Forte oil pays $33m for Geregu power plant

Forte Oil, which was given 15 days’ grace, however, paid the purchase sum of $33m immediately at the end of the meeting after the approval was granted.

NCP also considered the report of the progress being made by the attorney-general of the federation on arbitration which was delaying the privatisation of the Ajaokuta steel plant and Aluminium Smelter Company of Nigeria (ALSCON).

Minister of Mines and Steel Development, Sani Sada, who disclosed this, said the parties engaged in the dispute had in their initial meeting tried to settle out of court, adding that some useful discussions to take the resolution further were ongoing.

He said, “We are beginning to see that very soon we are likely to conclude some of those issues, such that BPE will take full charge of these two important facilities, and they are appropriately privatised, not the way it happened before that is now putting us into these issues.

“This time, it will be in such a way that they will come back to contribute the way that they are expected to as major industrial backbone of the Nigerian economy.”

The NCP also approved the Nigerian Postal Service (NIPOST) Reform draft bill which will soon be forwarded to the Federal Executive Council for onward transmission to the National Assembly for necessary legislation.

The minister of communication technology, Mrs Mobolaji Johnson, noted that, with the reform, NIPOST will only focus on commercial operation while a regulatory body will be set up for the sector.

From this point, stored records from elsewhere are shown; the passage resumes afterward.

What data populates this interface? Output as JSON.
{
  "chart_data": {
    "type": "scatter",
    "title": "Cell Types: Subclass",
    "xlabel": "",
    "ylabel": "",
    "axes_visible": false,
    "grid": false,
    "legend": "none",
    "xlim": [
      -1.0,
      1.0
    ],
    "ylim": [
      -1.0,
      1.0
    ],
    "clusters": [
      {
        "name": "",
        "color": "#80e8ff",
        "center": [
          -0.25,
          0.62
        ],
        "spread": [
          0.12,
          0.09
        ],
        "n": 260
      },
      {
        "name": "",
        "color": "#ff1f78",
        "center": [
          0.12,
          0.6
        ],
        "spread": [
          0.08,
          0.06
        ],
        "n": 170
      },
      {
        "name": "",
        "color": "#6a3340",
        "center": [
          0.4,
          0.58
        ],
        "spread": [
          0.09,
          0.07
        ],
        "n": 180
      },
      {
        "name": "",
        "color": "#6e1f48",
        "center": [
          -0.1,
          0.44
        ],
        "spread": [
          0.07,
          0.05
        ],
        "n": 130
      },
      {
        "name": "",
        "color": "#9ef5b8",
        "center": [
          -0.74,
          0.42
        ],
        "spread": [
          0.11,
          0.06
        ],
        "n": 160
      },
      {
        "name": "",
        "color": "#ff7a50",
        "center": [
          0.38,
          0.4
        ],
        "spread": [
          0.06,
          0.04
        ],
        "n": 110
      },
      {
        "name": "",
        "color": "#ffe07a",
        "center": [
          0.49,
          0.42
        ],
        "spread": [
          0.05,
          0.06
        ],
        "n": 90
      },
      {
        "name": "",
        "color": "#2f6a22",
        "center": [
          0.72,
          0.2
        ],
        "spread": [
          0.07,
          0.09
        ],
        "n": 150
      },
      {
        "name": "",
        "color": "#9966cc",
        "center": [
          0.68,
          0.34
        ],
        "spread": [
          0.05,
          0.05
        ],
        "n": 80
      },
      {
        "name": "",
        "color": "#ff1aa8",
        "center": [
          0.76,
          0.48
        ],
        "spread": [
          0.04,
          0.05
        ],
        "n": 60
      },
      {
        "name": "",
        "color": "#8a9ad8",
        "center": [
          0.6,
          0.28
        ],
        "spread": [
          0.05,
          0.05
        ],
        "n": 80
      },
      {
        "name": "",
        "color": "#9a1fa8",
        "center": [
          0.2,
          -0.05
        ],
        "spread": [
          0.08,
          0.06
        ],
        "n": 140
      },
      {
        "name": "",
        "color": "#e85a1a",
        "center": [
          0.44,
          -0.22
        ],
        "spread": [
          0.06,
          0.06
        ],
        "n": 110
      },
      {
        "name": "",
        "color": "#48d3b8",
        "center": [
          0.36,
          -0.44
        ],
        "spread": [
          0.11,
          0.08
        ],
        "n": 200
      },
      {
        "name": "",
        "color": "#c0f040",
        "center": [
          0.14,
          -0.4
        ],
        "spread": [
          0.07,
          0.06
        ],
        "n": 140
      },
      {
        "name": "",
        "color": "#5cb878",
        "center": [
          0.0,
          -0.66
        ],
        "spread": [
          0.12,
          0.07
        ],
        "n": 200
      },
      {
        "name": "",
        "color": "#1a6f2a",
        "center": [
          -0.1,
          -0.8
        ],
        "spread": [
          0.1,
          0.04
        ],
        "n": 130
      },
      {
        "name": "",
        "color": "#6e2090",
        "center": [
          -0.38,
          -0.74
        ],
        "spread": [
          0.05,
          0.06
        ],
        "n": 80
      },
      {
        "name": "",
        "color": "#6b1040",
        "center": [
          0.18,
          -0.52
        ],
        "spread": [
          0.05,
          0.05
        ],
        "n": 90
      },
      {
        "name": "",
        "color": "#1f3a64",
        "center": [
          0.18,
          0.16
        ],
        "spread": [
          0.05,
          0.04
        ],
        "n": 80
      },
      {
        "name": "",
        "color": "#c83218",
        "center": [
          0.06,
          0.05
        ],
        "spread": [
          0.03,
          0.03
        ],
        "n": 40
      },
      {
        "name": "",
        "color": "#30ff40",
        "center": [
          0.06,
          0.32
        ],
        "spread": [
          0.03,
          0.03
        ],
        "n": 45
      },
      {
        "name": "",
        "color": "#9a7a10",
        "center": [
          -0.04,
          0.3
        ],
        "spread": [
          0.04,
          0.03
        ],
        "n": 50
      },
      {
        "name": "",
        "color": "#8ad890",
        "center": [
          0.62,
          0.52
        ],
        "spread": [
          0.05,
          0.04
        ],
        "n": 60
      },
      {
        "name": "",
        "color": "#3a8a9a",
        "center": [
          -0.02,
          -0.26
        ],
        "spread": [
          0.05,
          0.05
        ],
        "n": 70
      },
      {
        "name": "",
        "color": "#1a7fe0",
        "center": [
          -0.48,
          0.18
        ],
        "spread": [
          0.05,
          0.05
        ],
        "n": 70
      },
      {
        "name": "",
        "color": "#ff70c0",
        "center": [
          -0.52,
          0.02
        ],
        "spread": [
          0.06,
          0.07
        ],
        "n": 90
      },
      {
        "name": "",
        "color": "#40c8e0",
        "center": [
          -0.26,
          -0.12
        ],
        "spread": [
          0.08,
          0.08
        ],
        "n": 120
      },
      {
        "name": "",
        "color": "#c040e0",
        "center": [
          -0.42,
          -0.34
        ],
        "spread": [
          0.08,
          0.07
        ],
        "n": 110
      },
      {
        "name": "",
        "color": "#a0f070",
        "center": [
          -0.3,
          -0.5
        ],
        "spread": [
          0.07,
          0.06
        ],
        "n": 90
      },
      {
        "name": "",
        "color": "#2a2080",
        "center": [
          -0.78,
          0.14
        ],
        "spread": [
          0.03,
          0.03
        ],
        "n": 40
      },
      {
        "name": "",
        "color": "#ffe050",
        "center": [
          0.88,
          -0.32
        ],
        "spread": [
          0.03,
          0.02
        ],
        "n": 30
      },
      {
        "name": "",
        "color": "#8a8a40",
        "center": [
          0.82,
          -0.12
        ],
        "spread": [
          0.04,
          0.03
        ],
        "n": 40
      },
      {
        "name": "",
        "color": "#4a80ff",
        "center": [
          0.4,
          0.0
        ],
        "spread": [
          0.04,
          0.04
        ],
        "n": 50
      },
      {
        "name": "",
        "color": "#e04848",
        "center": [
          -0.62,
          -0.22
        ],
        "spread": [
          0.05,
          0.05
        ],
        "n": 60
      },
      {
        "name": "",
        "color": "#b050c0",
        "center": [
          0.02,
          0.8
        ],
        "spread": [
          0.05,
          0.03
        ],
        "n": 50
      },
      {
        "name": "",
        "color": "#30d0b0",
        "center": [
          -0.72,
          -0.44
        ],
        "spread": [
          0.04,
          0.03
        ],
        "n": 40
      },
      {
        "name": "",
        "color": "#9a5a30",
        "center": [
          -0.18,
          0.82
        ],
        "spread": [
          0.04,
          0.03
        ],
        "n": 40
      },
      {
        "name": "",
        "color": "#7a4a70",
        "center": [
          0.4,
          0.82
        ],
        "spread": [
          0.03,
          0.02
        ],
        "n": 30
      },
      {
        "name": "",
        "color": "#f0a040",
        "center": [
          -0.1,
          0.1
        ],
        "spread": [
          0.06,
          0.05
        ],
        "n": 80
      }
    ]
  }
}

Acting director-general of the Bureau of Public Enterprises (BPE), Mr Benjamin Dikki, said the council considered five draft bills for the transport sector. They are on port, road sector, inland waterways, railway and transport commission. The draft bills will be sent to the Federal Executive Council for consideration and onward transmission to the National Assembly.

But the two functions will be separated as a postal commission will be created to act as the regulator.